Tehlikeli bir mafsal romatizmasına yakalanan Buchinger, hastalığın arttığını, kasların eriyerek karaciğerinin büyüdüğünü ve safra kesesinin tekrar tekrar iltihaplandığını görünce oruç tutmaya başlamıştır. Buchinger, Alman oruç uzmanlarının en tecrübelisi sayılan Gustav Riedl’in kontrolünde oruç tutmuş ve tamamıyla iyileşerek sıhhatine kavuşmuştur.
Dr.
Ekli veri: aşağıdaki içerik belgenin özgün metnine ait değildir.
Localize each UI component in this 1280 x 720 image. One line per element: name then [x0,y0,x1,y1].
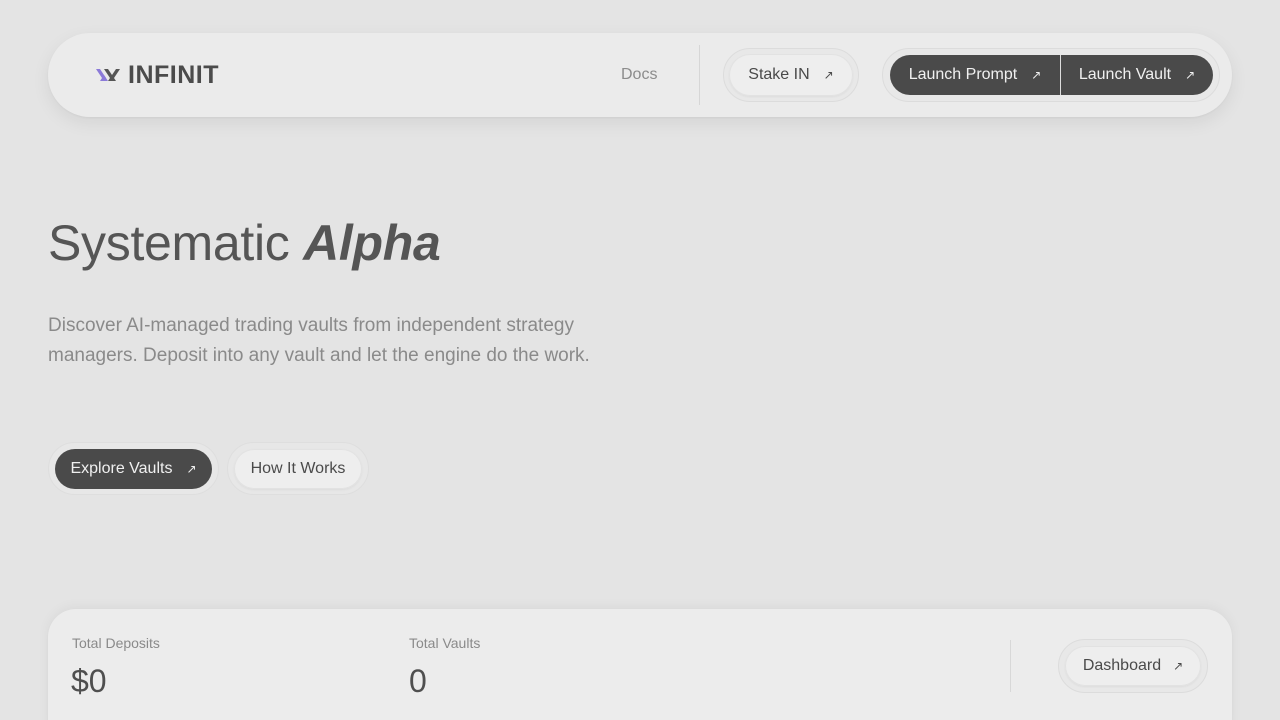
brand-logo[interactable]: INFINIT [94,61,219,89]
launch-button-group: Launch Prompt ↗ Launch Vault ↗ [882,48,1220,102]
total-deposits-label: Total Deposits [72,635,160,651]
top-navbar: INFINIT Docs Stake IN ↗ Launch Prompt ↗ … [48,33,1232,117]
total-vaults-value: 0 [409,663,427,699]
infinit-logo-icon [96,69,120,81]
how-it-works-button[interactable]: How It Works [234,449,362,489]
how-it-works-label: How It Works [250,460,346,477]
header-divider [699,45,700,105]
stats-divider [1010,640,1011,692]
brand-name: INFINIT [128,61,219,89]
arrow-up-right-icon: ↗ [1185,68,1196,82]
dashboard-button-frame: Dashboard ↗ [1058,639,1208,693]
launch-prompt-button[interactable]: Launch Prompt ↗ [890,55,1060,95]
launch-vault-label: Launch Vault [1078,66,1172,83]
explore-vaults-label: Explore Vaults [70,460,173,477]
page: INFINIT Docs Stake IN ↗ Launch Prompt ↗ … [0,0,1280,720]
hero-description: Discover AI-managed trading vaults from … [48,315,590,366]
dashboard-button[interactable]: Dashboard ↗ [1065,646,1201,686]
hero-title: Systematic Alpha [48,214,441,272]
launch-vault-button[interactable]: Launch Vault ↗ [1061,55,1213,95]
arrow-up-right-icon: ↗ [1173,659,1184,673]
arrow-up-right-icon: ↗ [823,68,834,82]
total-vaults-label: Total Vaults [409,635,481,651]
explore-button-frame: Explore Vaults ↗ [48,442,219,495]
total-deposits-value: $0 [71,663,107,699]
stake-in-button[interactable]: Stake IN ↗ [729,54,853,96]
hero-title-plain: Systematic [48,215,304,271]
dashboard-label: Dashboard [1082,657,1162,674]
stake-button-frame: Stake IN ↗ [723,48,859,102]
launch-prompt-label: Launch Prompt [908,66,1018,83]
hero-title-emphasis: Alpha [303,215,441,271]
arrow-up-right-icon: ↗ [186,462,197,476]
stats-card: Total Deposits $0 Total Vaults 0 Dashboa… [48,609,1232,720]
how-button-frame: How It Works [227,442,369,495]
stake-in-label: Stake IN [748,66,810,83]
docs-link[interactable]: Docs [621,66,657,84]
explore-vaults-button[interactable]: Explore Vaults ↗ [55,449,212,489]
arrow-up-right-icon: ↗ [1031,68,1042,82]
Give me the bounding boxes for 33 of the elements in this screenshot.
Buchinger, on binlerce hasta üzerinde yapmış olduğu araştırmalarını şu cümleyle özetler:
“Tansiyon düşüklüğü gibi istisnalar hariç, hiçbir hastalık yoktur ki, orucun faydası olmasın veya tamamıyla iyileştirmesin! Oruç, bıçağa gerek duyulmayan bir ameliyattır.”
Buchinger ayrıca, tutmuş olduğu oruç neticesinde, zihin ve ruhunda şu tesbitleri yaptığını ifade etmektedir:
*Oruç sırasında, daha iyi konsantrasyon sağlanmaktadır.
* Vücutla birlikte düşünce ve his dünyasında, büyük bir hassasiyet elde edilmektedir.
* Günlük streslerde azalma gözlenmektedir.
* Yürüme ve bisiklete binme gibi bazı sporlarda, vücut dayanıklılığının arttığı fark edilmektedir.